Updates to the building envelope section include revision to exceptions for air leakage requirements and SHGC, U-factor revisions for fenestrations. Under the lighting section the lighting power density allowance is modified for the Space-by-Space and Building Area methods. A new simplified lighting method is added for office and retail buildings up to 25,000 ft2. Additionally, lighting control requirements for parking garages and exceptions for controls in daylit areas are included. Under the mechanical section new requirements are added for allowing option of using ASHRAE 90.4 instead of ASHRAE Standard 90.1 in computer rooms with IT equipment load larger than 10 kW; pump efficiency; updates to equipment efficiency tables, new requirements for reporting fan power for ceiling fans; updated requirements for fan motor selection; and new requirements for energy recovery in high-rise residential buildings and for condenser heat recovery for acute care inpatient hospitals.
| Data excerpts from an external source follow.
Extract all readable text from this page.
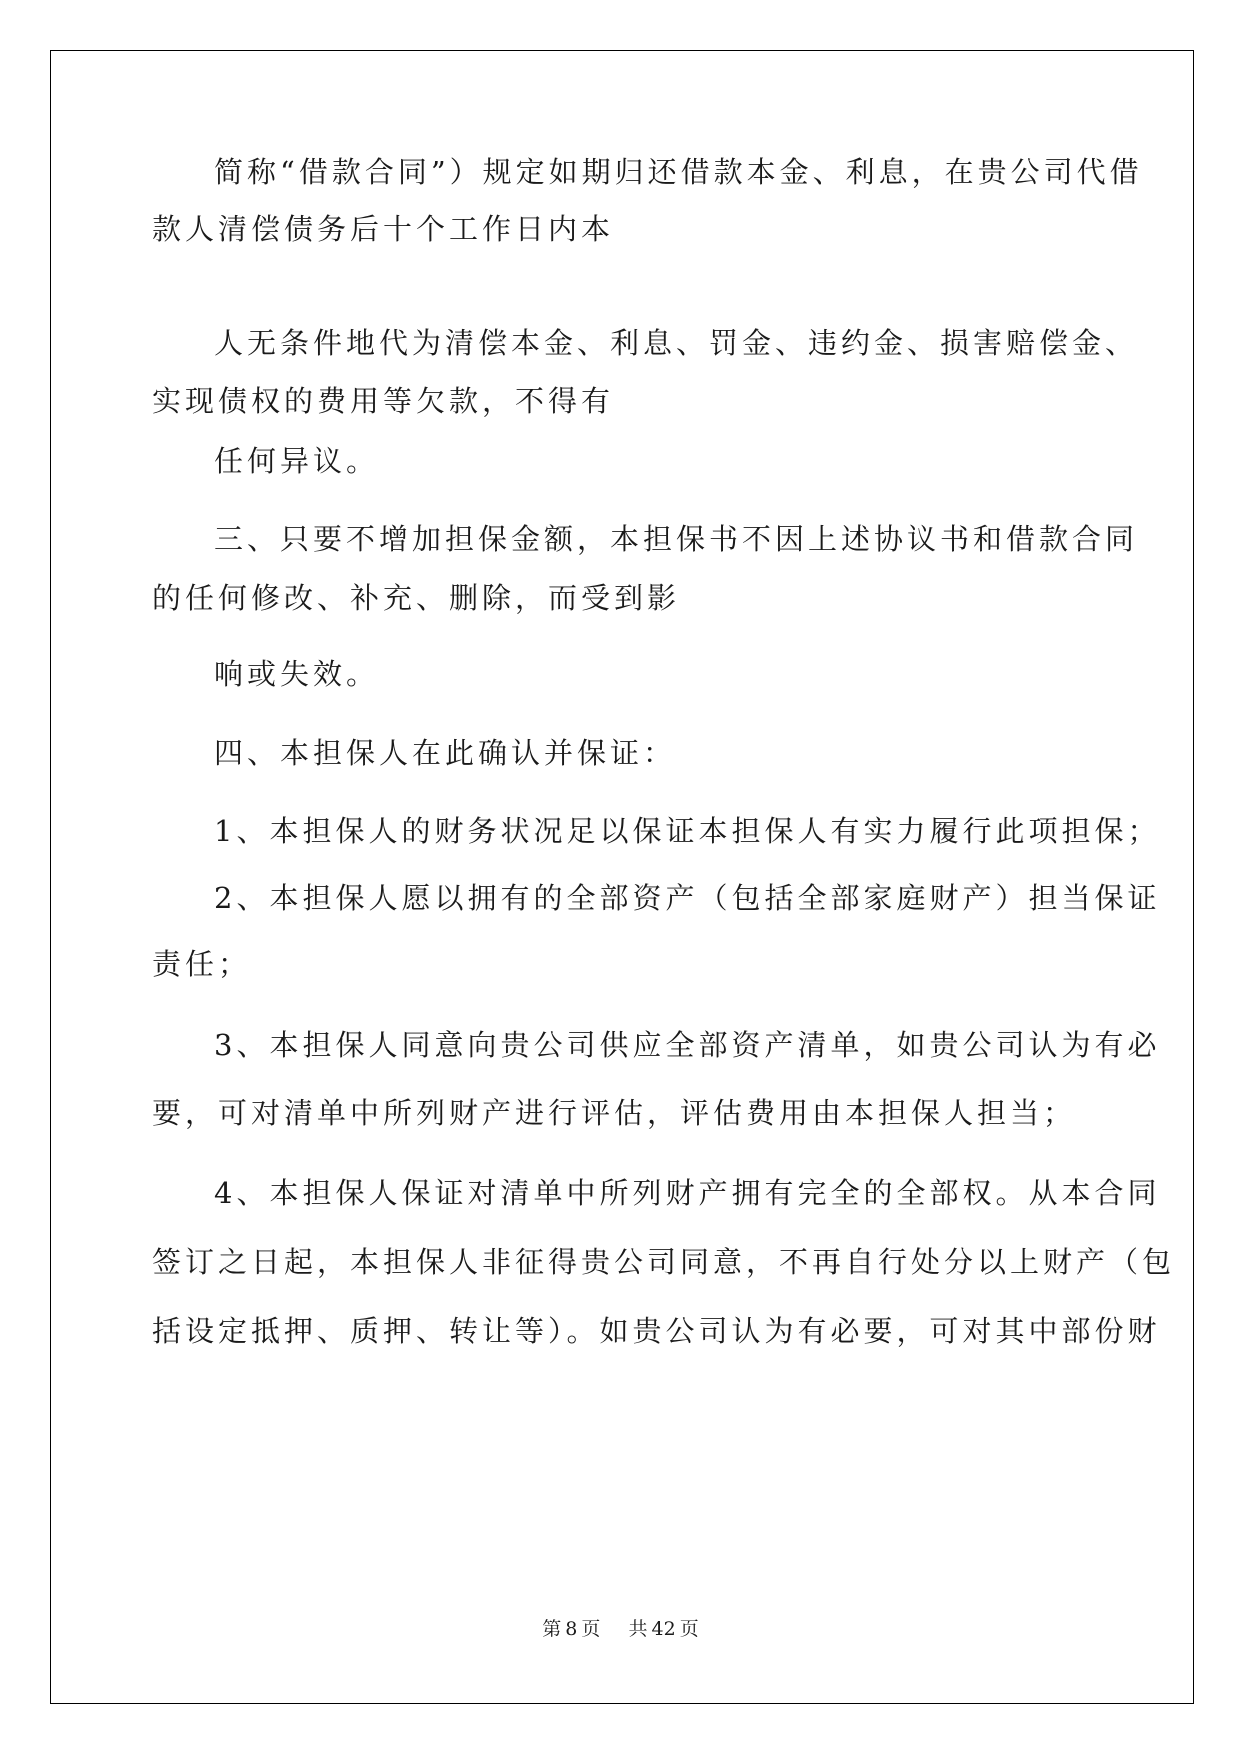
简称“借款合同”）规定如期归还借款本金、利息，在贵公司代借
款人清偿债务后十个工作日内本
人无条件地代为清偿本金、利息、罚金、违约金、损害赔偿金、
实现债权的费用等欠款，不得有
任何异议。
三、只要不增加担保金额，本担保书不因上述协议书和借款合同
的任何修改、补充、删除，而受到影
响或失效。
四、本担保人在此确认并保证：
1、本担保人的财务状况足以保证本担保人有实力履行此项担保；
2、本担保人愿以拥有的全部资产（包括全部家庭财产）担当保证
责任；
3、本担保人同意向贵公司供应全部资产清单，如贵公司认为有必
要，可对清单中所列财产进行评估，评估费用由本担保人担当；
4、本担保人保证对清单中所列财产拥有完全的全部权。从本合同
签订之日起，本担保人非征得贵公司同意，不再自行处分以上财产（包
括设定抵押、质押、转让等）。如贵公司认为有必要，可对其中部份财
第 8 页 共 42 页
Under Section 11, Energy Cost Budget (ECB) Method baseline requirement for on-site electricity generation systems are added. Updates to the Performance Rating Method (Appendix G) section of the standards include clarifications for fan and coil sizing, explicit heating and cooling COP without fan for baseline packaged cooling equipment, new rules for modeling automatic receptacle controls and baseline envelope infiltration and updated building performance factors. In addition under both compliance paths updated language for treatment of renewables and lighting modeling are included.